Duh! Gue jalan paling lama di kelompok Gue. Mulai menata nafas. Beradaptasi dengan carrier. Lama sekali beradaptasi. Settingan carrier Gue enggak enak. Carrier terasa berat. Biasanya kalau settingannya bener, walaupun penuh tapi dibawanya enggak berat. Gue enggak bisa mensetting carrier. Lain kali harus bisa setting carrier sendiri deh! It a must!
Katanya, track Semeru landai. Dalam hati Gue dialog sendiri. Ini Guenya yang lemah atau lumayan melelahkan juga enggak sih tracknya? Gue bener-bener ENGOS! Engos adalah engo-engosan alias terengah-engah. Banyak tanjakan, banyak turunan juga. Udah gitu karena memulai pendakiannya dari sore, baru jalan sedikit sudah kena malam. Alhamdulillah sih, meskipun di darat gue penakutnya minta ampun tapi kalau di Gunung sebisa mungkin meredam rasa takut dan tidak berpikiran yang aneh-aneh kalau lihat apa-apa di jalan.
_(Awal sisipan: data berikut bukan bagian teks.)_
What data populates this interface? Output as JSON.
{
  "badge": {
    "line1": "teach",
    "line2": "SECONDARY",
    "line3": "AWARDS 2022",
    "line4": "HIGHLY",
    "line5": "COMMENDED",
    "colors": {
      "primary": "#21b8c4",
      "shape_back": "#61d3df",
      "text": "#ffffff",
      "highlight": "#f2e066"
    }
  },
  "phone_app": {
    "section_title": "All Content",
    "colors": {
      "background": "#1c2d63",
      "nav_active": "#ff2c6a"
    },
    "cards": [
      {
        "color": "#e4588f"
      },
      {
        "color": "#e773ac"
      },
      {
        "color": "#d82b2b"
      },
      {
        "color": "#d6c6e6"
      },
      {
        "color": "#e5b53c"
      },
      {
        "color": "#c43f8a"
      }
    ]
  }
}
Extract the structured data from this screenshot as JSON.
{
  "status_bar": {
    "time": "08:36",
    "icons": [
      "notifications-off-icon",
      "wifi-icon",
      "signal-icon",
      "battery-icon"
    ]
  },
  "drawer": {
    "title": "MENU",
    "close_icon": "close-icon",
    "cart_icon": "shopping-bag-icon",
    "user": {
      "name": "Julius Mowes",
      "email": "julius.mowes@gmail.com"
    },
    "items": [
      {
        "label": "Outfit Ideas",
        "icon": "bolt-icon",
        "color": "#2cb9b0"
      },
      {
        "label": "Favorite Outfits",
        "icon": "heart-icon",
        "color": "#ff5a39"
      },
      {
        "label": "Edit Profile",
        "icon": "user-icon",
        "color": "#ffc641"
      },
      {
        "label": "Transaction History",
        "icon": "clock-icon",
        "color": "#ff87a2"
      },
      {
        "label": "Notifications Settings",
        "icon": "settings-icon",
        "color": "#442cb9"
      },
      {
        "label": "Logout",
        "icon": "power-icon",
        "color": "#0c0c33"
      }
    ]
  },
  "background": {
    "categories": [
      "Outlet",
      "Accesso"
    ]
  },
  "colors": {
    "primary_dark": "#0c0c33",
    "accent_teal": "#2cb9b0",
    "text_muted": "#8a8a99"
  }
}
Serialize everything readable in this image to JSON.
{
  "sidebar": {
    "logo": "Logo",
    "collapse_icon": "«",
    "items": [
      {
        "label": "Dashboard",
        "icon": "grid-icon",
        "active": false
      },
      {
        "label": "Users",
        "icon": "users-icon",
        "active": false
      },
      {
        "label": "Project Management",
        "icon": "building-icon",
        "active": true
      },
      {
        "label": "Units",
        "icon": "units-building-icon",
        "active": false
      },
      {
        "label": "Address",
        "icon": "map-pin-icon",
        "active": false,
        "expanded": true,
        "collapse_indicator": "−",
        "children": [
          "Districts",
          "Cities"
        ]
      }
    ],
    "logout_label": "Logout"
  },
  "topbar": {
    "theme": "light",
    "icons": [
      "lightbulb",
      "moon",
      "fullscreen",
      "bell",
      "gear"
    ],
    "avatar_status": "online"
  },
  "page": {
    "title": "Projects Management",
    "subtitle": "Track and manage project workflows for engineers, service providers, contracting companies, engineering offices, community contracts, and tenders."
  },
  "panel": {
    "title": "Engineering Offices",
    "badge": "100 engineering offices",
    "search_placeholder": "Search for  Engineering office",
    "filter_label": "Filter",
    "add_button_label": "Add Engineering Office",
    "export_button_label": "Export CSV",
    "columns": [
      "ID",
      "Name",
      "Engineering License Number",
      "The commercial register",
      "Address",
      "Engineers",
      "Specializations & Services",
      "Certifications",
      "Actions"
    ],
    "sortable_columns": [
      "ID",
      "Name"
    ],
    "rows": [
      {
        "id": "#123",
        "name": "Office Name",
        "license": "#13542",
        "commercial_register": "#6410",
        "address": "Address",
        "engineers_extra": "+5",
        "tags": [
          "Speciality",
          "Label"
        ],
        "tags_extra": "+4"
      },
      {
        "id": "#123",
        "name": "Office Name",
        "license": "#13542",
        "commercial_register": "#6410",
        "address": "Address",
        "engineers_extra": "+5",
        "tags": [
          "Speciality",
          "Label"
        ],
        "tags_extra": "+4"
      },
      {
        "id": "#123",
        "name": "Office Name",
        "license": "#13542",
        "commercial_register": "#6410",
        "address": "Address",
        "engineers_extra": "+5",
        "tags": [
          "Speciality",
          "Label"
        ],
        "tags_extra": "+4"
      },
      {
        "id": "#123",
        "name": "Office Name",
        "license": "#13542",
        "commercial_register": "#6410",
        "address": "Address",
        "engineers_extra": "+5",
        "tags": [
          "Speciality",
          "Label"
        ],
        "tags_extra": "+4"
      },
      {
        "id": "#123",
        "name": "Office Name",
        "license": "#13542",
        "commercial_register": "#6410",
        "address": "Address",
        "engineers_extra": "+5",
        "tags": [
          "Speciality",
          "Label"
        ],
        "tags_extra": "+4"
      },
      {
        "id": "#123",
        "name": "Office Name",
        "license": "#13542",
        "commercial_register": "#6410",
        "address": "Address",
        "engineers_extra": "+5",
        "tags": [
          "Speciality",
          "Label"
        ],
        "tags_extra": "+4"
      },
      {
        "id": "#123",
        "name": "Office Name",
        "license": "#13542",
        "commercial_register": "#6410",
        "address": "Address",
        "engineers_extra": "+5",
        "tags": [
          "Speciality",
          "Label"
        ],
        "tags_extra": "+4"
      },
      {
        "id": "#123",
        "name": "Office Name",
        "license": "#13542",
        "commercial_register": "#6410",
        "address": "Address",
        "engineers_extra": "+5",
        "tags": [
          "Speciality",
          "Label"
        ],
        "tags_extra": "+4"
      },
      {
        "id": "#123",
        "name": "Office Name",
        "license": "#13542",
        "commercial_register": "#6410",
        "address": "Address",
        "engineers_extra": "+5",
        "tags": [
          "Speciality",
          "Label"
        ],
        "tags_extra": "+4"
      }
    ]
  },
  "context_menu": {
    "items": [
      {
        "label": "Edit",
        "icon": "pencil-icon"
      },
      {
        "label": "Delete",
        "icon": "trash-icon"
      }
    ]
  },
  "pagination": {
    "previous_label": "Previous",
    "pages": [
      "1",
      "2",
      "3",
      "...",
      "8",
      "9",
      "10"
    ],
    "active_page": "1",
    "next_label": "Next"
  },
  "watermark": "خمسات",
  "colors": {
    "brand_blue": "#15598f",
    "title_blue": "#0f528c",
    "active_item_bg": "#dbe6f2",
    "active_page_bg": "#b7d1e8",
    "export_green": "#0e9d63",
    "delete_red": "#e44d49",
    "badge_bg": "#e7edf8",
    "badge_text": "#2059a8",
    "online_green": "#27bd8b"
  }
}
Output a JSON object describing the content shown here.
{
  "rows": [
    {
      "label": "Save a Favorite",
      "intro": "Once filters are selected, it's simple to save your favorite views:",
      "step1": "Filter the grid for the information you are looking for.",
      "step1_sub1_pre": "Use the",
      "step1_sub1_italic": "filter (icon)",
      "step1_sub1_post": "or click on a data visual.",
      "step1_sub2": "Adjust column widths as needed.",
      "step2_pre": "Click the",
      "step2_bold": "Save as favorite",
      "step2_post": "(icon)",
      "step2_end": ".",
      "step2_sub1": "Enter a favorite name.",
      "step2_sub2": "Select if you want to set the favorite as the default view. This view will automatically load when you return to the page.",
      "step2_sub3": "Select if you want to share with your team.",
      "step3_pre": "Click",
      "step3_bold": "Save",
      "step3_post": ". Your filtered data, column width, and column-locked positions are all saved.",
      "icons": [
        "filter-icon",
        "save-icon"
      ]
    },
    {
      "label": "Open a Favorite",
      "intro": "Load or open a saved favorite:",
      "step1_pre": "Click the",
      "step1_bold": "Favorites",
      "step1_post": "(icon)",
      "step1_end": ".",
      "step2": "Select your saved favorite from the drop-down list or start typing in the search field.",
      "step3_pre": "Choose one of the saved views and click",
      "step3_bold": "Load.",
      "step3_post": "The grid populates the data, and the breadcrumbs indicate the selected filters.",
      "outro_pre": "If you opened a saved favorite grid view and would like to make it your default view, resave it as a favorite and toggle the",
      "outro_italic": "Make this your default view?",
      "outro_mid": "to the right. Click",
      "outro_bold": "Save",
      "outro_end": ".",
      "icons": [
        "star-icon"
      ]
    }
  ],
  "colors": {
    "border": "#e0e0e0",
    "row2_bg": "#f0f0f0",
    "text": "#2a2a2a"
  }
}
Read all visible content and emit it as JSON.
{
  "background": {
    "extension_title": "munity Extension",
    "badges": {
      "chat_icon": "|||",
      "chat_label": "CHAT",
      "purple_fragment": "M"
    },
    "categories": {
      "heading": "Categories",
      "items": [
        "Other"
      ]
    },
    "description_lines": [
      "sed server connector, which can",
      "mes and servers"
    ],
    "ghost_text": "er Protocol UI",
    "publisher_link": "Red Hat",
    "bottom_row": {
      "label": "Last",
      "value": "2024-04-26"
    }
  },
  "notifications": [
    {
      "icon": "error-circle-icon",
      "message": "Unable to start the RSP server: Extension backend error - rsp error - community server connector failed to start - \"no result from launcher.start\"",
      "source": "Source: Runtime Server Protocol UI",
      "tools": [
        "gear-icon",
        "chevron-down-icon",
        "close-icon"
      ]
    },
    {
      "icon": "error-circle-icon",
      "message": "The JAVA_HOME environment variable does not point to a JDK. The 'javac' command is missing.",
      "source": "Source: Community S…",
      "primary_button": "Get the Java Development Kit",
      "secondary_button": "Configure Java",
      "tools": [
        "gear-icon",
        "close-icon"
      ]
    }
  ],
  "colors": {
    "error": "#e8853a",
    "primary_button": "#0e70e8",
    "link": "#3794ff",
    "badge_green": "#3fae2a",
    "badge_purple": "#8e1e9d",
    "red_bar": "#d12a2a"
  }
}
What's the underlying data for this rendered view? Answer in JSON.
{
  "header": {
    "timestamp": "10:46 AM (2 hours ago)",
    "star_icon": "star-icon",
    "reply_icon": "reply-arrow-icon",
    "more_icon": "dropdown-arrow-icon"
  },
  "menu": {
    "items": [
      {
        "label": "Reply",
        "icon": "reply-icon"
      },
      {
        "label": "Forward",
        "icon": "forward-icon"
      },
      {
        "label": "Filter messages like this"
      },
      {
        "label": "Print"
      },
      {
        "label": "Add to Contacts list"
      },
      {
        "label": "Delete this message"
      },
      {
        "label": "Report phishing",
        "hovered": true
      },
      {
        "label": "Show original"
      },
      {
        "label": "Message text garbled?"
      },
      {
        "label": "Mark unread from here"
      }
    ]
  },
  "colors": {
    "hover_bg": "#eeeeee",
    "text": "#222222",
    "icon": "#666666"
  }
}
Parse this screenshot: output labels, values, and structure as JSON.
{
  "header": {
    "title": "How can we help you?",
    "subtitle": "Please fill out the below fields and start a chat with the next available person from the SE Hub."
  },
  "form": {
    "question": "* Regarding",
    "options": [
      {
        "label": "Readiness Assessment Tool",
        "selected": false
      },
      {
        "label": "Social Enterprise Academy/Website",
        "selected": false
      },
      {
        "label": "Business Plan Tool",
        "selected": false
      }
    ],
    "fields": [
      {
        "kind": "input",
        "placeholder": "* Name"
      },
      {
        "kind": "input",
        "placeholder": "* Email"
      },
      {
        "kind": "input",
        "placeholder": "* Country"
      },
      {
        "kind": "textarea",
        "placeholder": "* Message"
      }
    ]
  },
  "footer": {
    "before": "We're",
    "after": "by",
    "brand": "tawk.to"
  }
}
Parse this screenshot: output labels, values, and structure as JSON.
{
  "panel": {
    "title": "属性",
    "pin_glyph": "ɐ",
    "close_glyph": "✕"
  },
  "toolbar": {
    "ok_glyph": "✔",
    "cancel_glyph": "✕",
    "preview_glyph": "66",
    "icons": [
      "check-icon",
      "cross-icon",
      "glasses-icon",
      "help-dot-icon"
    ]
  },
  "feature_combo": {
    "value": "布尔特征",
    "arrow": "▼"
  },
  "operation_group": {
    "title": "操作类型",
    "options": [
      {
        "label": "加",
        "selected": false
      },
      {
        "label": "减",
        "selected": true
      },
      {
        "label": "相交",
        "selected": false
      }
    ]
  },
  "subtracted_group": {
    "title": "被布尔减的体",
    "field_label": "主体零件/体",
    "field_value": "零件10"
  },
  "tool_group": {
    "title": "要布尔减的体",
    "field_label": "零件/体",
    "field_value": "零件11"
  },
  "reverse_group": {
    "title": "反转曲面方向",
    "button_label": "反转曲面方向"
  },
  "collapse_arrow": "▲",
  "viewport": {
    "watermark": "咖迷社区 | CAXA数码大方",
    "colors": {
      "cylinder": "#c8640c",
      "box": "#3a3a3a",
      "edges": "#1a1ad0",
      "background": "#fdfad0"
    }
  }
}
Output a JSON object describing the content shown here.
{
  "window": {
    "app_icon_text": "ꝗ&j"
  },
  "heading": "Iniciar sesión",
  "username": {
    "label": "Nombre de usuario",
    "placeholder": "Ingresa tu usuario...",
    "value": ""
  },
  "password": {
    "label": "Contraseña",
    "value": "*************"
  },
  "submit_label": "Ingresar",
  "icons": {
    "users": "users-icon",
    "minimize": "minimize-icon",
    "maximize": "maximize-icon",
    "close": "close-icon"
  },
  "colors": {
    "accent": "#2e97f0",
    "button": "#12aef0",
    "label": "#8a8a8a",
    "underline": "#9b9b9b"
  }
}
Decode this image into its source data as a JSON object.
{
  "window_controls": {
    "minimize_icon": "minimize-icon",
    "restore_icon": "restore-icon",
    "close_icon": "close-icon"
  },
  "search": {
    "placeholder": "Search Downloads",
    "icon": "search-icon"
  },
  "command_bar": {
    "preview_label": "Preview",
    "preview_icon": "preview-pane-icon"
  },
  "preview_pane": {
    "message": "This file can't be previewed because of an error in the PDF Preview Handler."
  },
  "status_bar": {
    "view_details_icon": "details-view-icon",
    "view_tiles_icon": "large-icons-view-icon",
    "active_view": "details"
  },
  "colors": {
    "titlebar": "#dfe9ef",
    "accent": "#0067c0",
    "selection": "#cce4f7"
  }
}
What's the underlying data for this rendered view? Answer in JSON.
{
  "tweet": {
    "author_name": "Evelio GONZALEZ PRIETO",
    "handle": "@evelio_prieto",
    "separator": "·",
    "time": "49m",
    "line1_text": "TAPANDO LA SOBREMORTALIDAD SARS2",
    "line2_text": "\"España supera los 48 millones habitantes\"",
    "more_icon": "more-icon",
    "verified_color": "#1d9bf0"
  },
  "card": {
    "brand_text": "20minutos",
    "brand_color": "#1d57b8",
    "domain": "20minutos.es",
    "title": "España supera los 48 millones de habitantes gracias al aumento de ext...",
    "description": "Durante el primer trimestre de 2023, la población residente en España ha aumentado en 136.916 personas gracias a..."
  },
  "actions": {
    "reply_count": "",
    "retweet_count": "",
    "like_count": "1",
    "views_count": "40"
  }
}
Dari break ke mulai perjalanan lagi itu kayak memulai tenaga dari nol. Makanya sebisa mungkin breaknya itu tidak duduk, kalau duduk ya break di setiap Pos. hehehe tapi sering juga sih break duduk. Gue berada di barisan belakang. Bisa macet deh kalau gue paling depan. Angga dengan setia berada di paling belakang, as a good team leader.
Gue tertinggal jauh dengan tim depan. Di tim belakang ada Gue, Andi, Wisnu dan Angga. Ah, merasa terjaga sekali bersama cowok-cowok. Track menuju Ranu Kumbolo sempit, di sebelah kiri jurang. Sempat mengalami macet di track. Apalagi saat ada yang, katanya pipis, semua berhenti dan ada yang teriak "yang cowok menghadap belakang". Di gunung! Hahahaha. Semua saling teriak-meneriaki. Seru. Pas mulai jalan lagi, ada yang iseng teriak "bau belerang nih". Gue sih suka ya macet-macetan kayak gitu, meski jalan jadi lama tapi keseruan, di gunung, bersama pendaki, You can't buy!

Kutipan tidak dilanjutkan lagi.